Earlier, the SBP had fixed January 15, followed by February 15 and finally March 15 as deadlines for ascertaining the assets and liabilities of the ABL to transfer its management control to interested parties. However, the final date of March 15 is expected to see yet another extension as officials deputed by the Central Bank for this purpose, are yet to finalise a lot of issues.
The ABL is currently in the sale basket of the SBP, which is considering three serious contenders – Askari Commercial Bank Limited (ACBL), Pak Kuwait Investment Bank and Dawood Group – to be its next managers.
A source, on condition of anonymity, said that the SBP bosses do not seem to be in hurry regarding the disposal of the majority shares of the ABL along with its management stakes especially when at least three cases regarding the control of the bank’s management are pending adjudication before the courts.
Abbasi Group – claiming around 30 per cent share holding of the ABL – has recently acquired a stay order from the Sindh High Court (SHC). It has pointed that the Annual General Meeting (AGM) of the Bank has not been held after the year 2000-2001. The Group has also termed the current working of the Bank as illegal, since its affairs are being run through non-elected nominated directors.

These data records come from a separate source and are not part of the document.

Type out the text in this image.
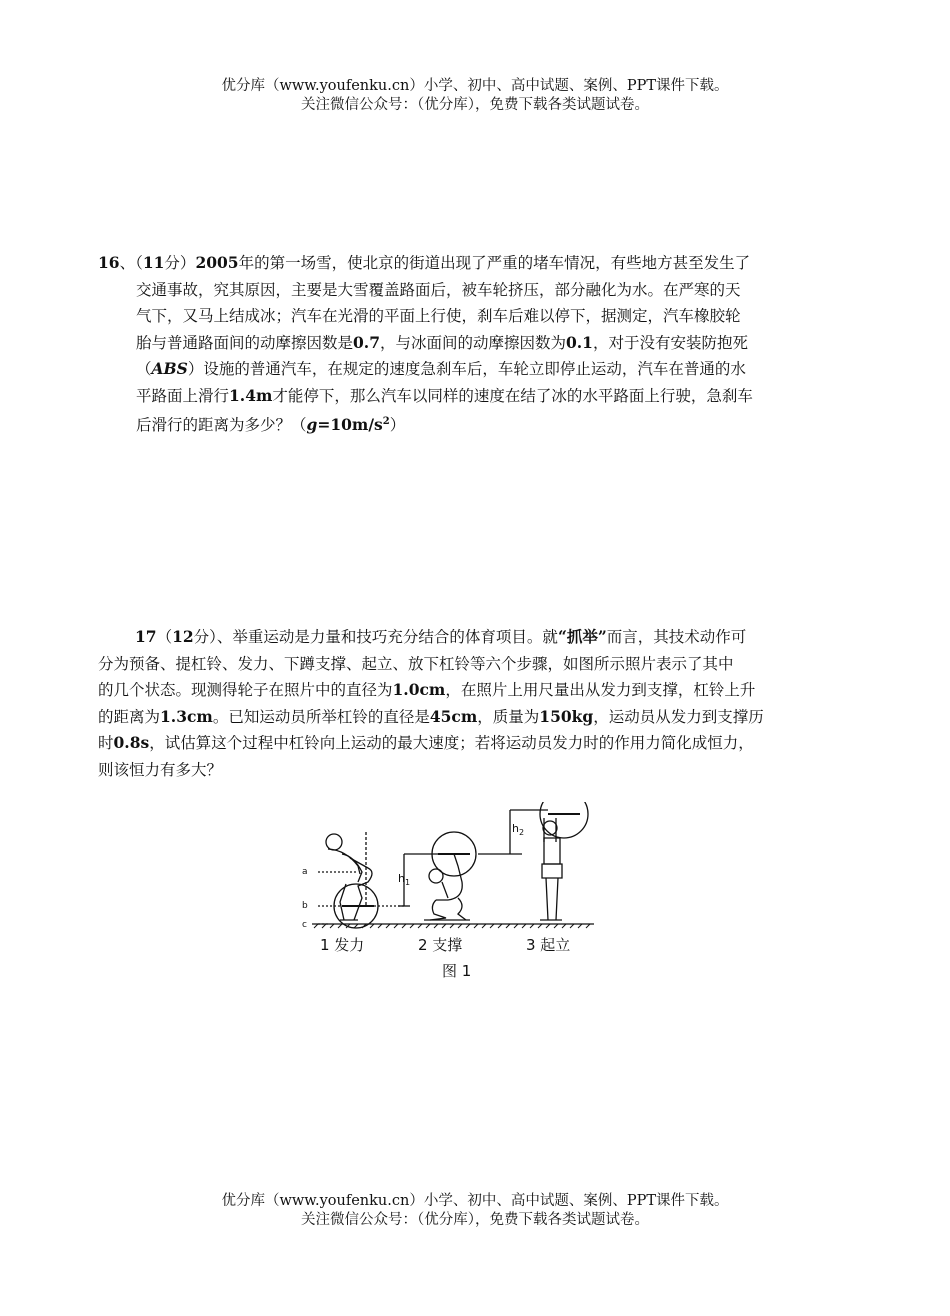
优分库（www.youfenku.cn）小学、初中、高中试题、案例、PPT课件下载。
关注微信公众号：（优分库），免费下载各类试题试卷。
16、（11分）2005年的第一场雪，使北京的街道出现了严重的堵车情况，有些地方甚至发生了
交通事故，究其原因，主要是大雪覆盖路面后，被车轮挤压，部分融化为水。在严寒的天
气下，又马上结成冰；汽车在光滑的平面上行使，刹车后难以停下，据测定，汽车橡胶轮
胎与普通路面间的动摩擦因数是0.7，与冰面间的动摩擦因数为0.1，对于没有安装防抱死
（ABS）设施的普通汽车，在规定的速度急刹车后，车轮立即停止运动，汽车在普通的水
平路面上滑行1.4m才能停下，那么汽车以同样的速度在结了冰的水平路面上行驶，急刹车
后滑行的距离为多少？$(g=10m/s^2)$
17（12分）、举重运动是力量和技巧充分结合的体育项目。就“抓举”而言，其技术动作可
分为预备、提杠铃、发力、下蹲支撑、起立、放下杠铃等六个步骤，如图所示照片表示了其中
的几个状态。现测得轮子在照片中的直径为1.0cm，在照片上用尺量出从发力到支撑，杠铃上升
的距离为1.3cm。已知运动员所举杠铃的直径是45cm，质量为150kg，运动员从发力到支撑历
时0.8s，试估算这个过程中杠铃向上运动的最大速度；若将运动员发力时的作用力简化成恒力，
则该恒力有多大？
a
b
c
$h_1$
$h_2$
1 发力	2 支撑	3 起立
图 1
优分库（www.youfenku.cn）小学、初中、高中试题、案例、PPT课件下载。
关注微信公众号：（优分库），免费下载各类试题试卷。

Askari Commercial Bank Ltd (ACBL) – which claims more than ten per cent shareholding in the ABL – has also claimed its priority right over the bank terming itself as the most suitable party to take over ABL.
The President and Chief Executive Officer of ACBL, Kalim ur Rahman, while talking to The News, had claimed that the ACBL – with a network of 57 branches and twelve-year of commercial operations – has the most suitable credentials to take over ABL.
Sources said the SBP has already informed all three parties that they would have to inject at least Rs7 billion worth of liquidity to revive the Bank. Earlier, the government had dis-invested 49 per cent share of the ABL to its employees. Four different parties now hold these shares after ABL’s employees individually sold out its shares. Following this complex situation, the prospective buyers may be in lurch on taking over the Bank. However, new buyers have been assured of removing various irritants and bottlenecks before completing the transaction.
In accordance with section 47 of the Banking Companies Ordinance, the SBP has already acquired the management of ABL to facilitate the disposal of the Bank’s remaining 51 per cent share holding along with its management stakes to the new buyer.
However, the SBP sources declined to over-rule the open bidding option saying that it may be adopted to make the handing over process more transparent.
ABL – one of the largest banks of country in terms of its assets, deposits and advances – has a network of 825 branches and a staff strength of 7,082 employees. As on June 21, 2003, the deposit base of the bank stood at Rs105 billion and its total assets at Rs114 billion. The paid-up capital of ABL is little over Rs1 billion and its equity account reflects a deficit of Rs3.969 billion. The capital adequacy ratio (CAR) of ABL is 14 per cent, negative.
The Allied Management Group (AMG) – representing the employees of ABL – purchased 26 per cent of the total shares of the Bank – with face value of Rs10 per share – at a price of Rs70 per share along with its management control in 1991.